Ohi, ragazzo degno di pianto: se mai rompessi i tuoi fati,
tu resterai marcello. Gettate gigli a piene mani,
che io sparga fiori purpurei e colmi l´anima del nipote
almeno con questi doni e faccia un inutile
regalo". Così camminano qua e là per tutta la regione
in vaste pianure ariose ed osservano tutto.

USCITA DAL REGNO DEGLI INFERI( 6. 888-901)

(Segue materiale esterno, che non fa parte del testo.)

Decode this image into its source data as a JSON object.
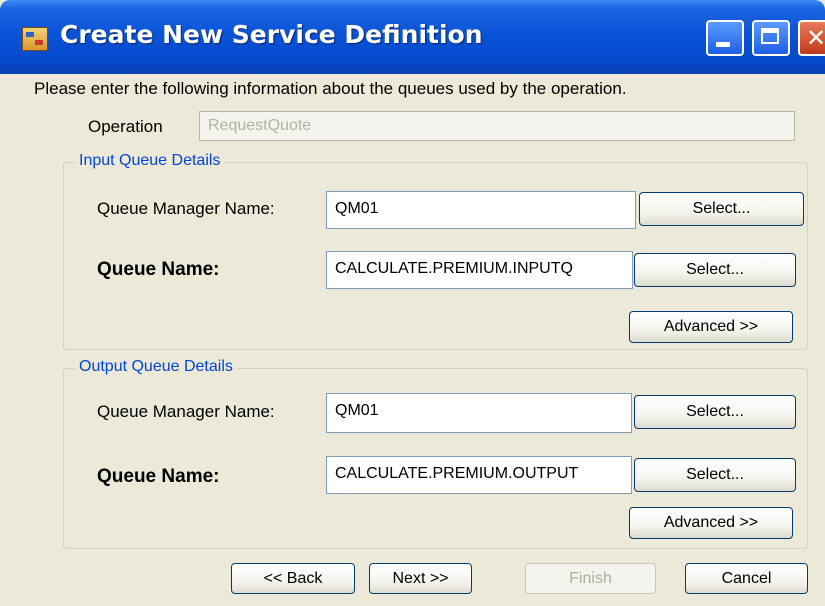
{
  "window": {
    "title": "Create New Service Definition"
  },
  "instructions": "Please enter the following information about the queues used by the operation.",
  "operation": {
    "label": "Operation",
    "value": "RequestQuote"
  },
  "input_queue": {
    "group_title": "Input Queue Details",
    "qm_label": "Queue Manager Name:",
    "qm_value": "QM01",
    "qm_select": "Select...",
    "queue_label": "Queue Name:",
    "queue_value": "CALCULATE.PREMIUM.INPUTQ",
    "queue_select": "Select...",
    "advanced": "Advanced >>"
  },
  "output_queue": {
    "group_title": "Output Queue Details",
    "qm_label": "Queue Manager Name:",
    "qm_value": "QM01",
    "qm_select": "Select...",
    "queue_label": "Queue Name:",
    "queue_value": "CALCULATE.PREMIUM.OUTPUT",
    "queue_select": "Select...",
    "advanced": "Advanced >>"
  },
  "footer": {
    "back": "<< Back",
    "next": "Next >>",
    "finish": "Finish",
    "cancel": "Cancel"
  },
  "icons": [
    "app-icon",
    "minimize-icon",
    "maximize-icon",
    "close-icon"
  ],
  "colors": {
    "titlebar": "#0a52d6",
    "group_title": "#0046d5",
    "dialog_bg": "#ece9d8"
  }
}
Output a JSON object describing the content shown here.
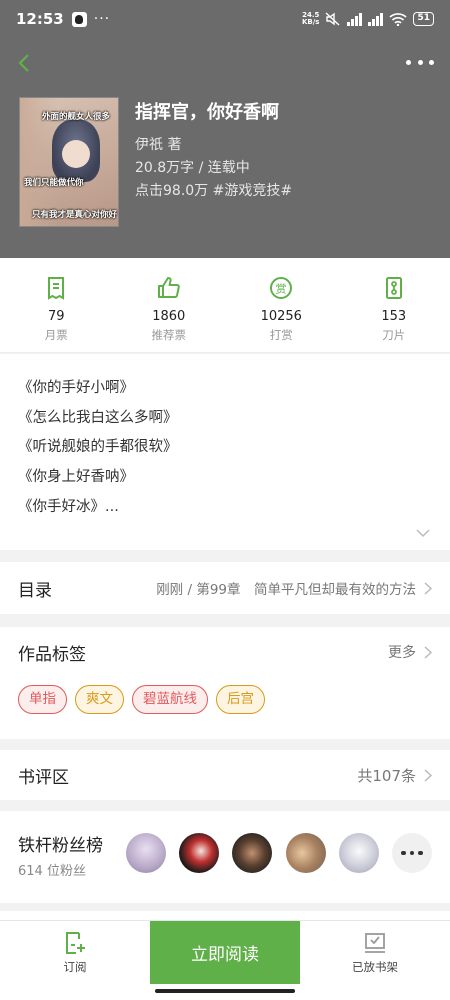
{
  "status_bar": {
    "time": "12:53",
    "dots": "···",
    "net_speed_value": "24.5",
    "net_speed_unit": "KB/s",
    "battery": "51"
  },
  "book": {
    "title": "指挥官，你好香啊",
    "author": "伊祇 著",
    "words_status": "20.8万字 / 连载中",
    "clicks_genre": "点击98.0万 #游戏竞技#",
    "cover_captions": [
      "外面的舰女人很多",
      "我们只能做代你",
      "只有我才是真心对你好"
    ]
  },
  "stats": [
    {
      "icon": "monthly-ticket-icon",
      "value": "79",
      "label": "月票"
    },
    {
      "icon": "thumbs-up-icon",
      "value": "1860",
      "label": "推荐票"
    },
    {
      "icon": "reward-icon",
      "value": "10256",
      "label": "打赏"
    },
    {
      "icon": "blade-icon",
      "value": "153",
      "label": "刀片"
    }
  ],
  "intro": {
    "lines": [
      "《你的手好小啊》",
      "《怎么比我白这么多啊》",
      "《听说舰娘的手都很软》",
      "《你身上好香呐》",
      "《你手好冰》..."
    ]
  },
  "toc": {
    "title": "目录",
    "latest": "刚刚 / 第99章　简单平凡但却最有效的方法"
  },
  "tags_section": {
    "title": "作品标签",
    "more": "更多",
    "tags": [
      {
        "label": "单指",
        "color": "#e25a5a",
        "bg": "#fdeeee"
      },
      {
        "label": "爽文",
        "color": "#d99a1c",
        "bg": "#fdf5e2"
      },
      {
        "label": "碧蓝航线",
        "color": "#e25a5a",
        "bg": "#fdeeee"
      },
      {
        "label": "后宫",
        "color": "#d99a1c",
        "bg": "#fdf5e2"
      }
    ]
  },
  "review": {
    "title": "书评区",
    "count": "共107条"
  },
  "fans": {
    "title": "铁杆粉丝榜",
    "count": "614 位粉丝"
  },
  "bottom_bar": {
    "subscribe": "订阅",
    "read_now": "立即阅读",
    "shelf": "已放书架"
  },
  "colors": {
    "accent": "#5fb049",
    "header_bg": "#6b6b6b"
  }
}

Dopo che Anchise ebbe condotto il figlio per ogni singola
parte
ed ebbe incendiato lo spirito di amore della fama in arrivo,
allora ricorda all´eroe le guerre, che son poi da combattere,
illustra i popoli di Laurento e la città di Latino
ed in che modo fugga e sopporti ogni fatica.
Son due le porte del Sonno, di cui una si dice
cornea, da cui è data una facile uscita alle vere ombre:
la seconda, brillante, fatta di splendente avorio,
ma gli spiriti mandano al cielo falzi sogni.
Qui poi Anchise accompagna il figlio insieme con la Sibilla
con queste parole e li lascia dalla porta d´avorio:
egli taglia la via verso le navi e rivede i compagni.
Poi si reca al porto di Gaeta per il litorale diritto.
L´ancora è calata dalla prua: sul lido stanno le poppe.